Each name on that list is a defensive midfielder by trade. Sure, Edu has progressed some while in Glasgow to be a threat going forward, Beckerman is the closest thing the MLS has to Xabi Alonso, and Williams can play anywhere on the pitch, but none of them are creators. In fact, even Michael Bradley has spent more time anchoring this US side’s midfield than driving it forward.
The biggest problem Klinsmann faces in evolving this US team is that he has no spark in midfield. He experimented today with moving Dempsey to a central role to aid this with some success. But the fact is this side sorely misses the impact of Holden, a player who may never be the same after a year out with knee injuries. Pachuca’s Jose Francisco Torres was an early favorite of Klinsmann’s, but a foot injury has left him on the sidelines for the past two months.

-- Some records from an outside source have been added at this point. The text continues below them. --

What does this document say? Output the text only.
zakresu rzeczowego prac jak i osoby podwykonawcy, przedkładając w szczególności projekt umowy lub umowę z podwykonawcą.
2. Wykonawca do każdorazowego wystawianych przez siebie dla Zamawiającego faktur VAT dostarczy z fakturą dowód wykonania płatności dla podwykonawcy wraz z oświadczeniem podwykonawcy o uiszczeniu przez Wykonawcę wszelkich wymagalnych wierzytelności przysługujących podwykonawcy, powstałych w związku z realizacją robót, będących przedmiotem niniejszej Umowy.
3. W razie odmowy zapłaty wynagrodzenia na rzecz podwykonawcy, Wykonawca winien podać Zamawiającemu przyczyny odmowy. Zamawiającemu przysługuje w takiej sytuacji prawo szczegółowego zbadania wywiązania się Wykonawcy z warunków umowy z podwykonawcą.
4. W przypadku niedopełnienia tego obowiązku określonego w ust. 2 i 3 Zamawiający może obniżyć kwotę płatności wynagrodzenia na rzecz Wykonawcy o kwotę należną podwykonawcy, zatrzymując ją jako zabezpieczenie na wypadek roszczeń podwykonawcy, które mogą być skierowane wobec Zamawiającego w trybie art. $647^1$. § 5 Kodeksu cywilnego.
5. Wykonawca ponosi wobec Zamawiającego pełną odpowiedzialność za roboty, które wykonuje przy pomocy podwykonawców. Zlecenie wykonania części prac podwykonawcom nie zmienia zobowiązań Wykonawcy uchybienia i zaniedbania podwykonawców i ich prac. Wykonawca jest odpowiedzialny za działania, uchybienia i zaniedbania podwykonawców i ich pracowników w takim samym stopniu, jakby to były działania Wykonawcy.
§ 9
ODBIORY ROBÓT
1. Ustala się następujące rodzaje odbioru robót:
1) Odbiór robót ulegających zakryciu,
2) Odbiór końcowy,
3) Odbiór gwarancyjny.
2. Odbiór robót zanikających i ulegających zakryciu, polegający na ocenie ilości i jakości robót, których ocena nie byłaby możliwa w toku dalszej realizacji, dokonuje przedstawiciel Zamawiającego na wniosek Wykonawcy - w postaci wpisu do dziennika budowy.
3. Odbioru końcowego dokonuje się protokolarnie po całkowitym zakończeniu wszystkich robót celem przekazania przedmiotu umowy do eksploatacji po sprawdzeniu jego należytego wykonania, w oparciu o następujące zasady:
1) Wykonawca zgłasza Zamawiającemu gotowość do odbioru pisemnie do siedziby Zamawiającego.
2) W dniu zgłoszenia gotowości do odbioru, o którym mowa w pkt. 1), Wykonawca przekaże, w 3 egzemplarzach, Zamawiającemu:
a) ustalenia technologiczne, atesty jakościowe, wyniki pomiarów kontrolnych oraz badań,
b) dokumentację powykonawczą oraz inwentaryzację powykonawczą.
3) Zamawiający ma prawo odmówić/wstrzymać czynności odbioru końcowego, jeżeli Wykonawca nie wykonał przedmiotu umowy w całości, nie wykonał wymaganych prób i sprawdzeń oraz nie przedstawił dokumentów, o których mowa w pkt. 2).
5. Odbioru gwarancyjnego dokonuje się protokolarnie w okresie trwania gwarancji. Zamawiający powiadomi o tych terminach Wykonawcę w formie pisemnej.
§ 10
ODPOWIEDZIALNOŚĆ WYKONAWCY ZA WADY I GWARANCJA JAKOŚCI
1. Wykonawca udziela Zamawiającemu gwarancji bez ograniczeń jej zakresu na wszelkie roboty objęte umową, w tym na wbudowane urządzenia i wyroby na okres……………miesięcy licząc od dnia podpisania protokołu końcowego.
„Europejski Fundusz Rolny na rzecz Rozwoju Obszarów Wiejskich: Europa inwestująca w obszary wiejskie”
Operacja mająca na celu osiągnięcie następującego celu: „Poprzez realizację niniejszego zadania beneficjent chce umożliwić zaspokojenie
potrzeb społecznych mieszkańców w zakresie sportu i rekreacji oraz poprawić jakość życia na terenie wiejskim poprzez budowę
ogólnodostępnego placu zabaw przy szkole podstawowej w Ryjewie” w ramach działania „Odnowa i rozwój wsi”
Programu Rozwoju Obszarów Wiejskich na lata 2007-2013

So if Holden never recovers and Torres never progresses past just the gobs of potential he has at present, where will the US get their spark? Those are two pretty far out questions to be asking some six months from the start of qualification, but they aren’t unreasonable. Players recovering from knee injuries have a history of being completely unpredictable as far as when or if their form will ever return. And the amount of young players with gobs of potential must outweigh proven playmakers 100:1.
It’s not difficult to see that injuries have ravaged this US team. Those injuries have limited player evaluations and slowed this team’s adjustment to Klinsmann’s game to a snail’s pace. It would be foolish to write off Klinsmann’s attempts at this early stage, but it seems strange so few creators have found their way into Klinsmann’s midfield.